Parler aujourd’hui de flexibilisation du dirham peut s’apparenter davantage à une chronique d’histoire économique, qu’à une analyse de l’actualité. Mais c’est une impression trompeuse. S’il est inutile, maintenant que la décision est prise et appliquée de revenir sur son bien ou mal fondé, il est néanmoins important d’en faire un premier bilan d’étape, en vue d’évaluer ses réalisations par rapport à ses objectifs initiaux. Toutefois, ce qui la rend d’une actualité brûlante, c’est le contexte géopolitique et économique international qui annonce de grands risques pour le Maroc.
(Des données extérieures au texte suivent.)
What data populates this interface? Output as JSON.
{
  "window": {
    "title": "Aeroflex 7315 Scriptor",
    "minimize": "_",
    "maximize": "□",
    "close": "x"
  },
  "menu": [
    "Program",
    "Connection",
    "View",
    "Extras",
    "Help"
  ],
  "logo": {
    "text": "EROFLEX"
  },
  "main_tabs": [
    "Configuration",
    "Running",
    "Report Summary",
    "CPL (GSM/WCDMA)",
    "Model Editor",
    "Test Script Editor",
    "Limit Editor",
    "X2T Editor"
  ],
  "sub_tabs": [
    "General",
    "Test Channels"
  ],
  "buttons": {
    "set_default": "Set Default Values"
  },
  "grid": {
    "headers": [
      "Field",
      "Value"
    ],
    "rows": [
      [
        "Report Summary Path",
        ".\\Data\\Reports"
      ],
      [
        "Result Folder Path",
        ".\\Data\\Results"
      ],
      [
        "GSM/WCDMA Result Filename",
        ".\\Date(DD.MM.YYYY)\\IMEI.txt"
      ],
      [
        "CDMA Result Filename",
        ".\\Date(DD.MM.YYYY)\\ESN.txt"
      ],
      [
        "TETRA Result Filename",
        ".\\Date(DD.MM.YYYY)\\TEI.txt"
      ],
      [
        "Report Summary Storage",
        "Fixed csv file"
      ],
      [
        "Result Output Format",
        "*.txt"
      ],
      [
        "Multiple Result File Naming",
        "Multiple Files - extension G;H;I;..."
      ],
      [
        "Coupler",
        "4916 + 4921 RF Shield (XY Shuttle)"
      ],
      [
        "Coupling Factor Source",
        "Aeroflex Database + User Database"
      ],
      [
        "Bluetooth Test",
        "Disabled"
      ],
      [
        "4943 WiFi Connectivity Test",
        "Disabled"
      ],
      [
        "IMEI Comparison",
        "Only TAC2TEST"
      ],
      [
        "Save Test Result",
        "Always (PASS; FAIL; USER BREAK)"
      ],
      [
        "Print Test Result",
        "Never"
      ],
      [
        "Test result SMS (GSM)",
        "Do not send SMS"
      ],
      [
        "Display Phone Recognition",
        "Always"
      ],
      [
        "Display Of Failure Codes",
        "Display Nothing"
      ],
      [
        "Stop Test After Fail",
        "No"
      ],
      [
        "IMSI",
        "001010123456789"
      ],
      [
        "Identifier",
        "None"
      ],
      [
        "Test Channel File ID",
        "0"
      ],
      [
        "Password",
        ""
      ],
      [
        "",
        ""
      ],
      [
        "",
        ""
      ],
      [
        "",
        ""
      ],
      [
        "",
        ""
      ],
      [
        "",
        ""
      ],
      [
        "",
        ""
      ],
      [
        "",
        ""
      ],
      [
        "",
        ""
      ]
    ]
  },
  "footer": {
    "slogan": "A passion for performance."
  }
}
Flexibilisation du régime de change : On n’a encore rien vu !
Au moment où la décision réelle de passer aux changes flottants fut prise il y a presque une année, avant d’être reportée pour des raisons de timing, le baril du pétrole était à 44,52 dollars, aujourd’hui il est à 65,96 dollars avec une pente ascendante.

Où sont passés les objectifs mielleux qu’on nous avait annoncés ?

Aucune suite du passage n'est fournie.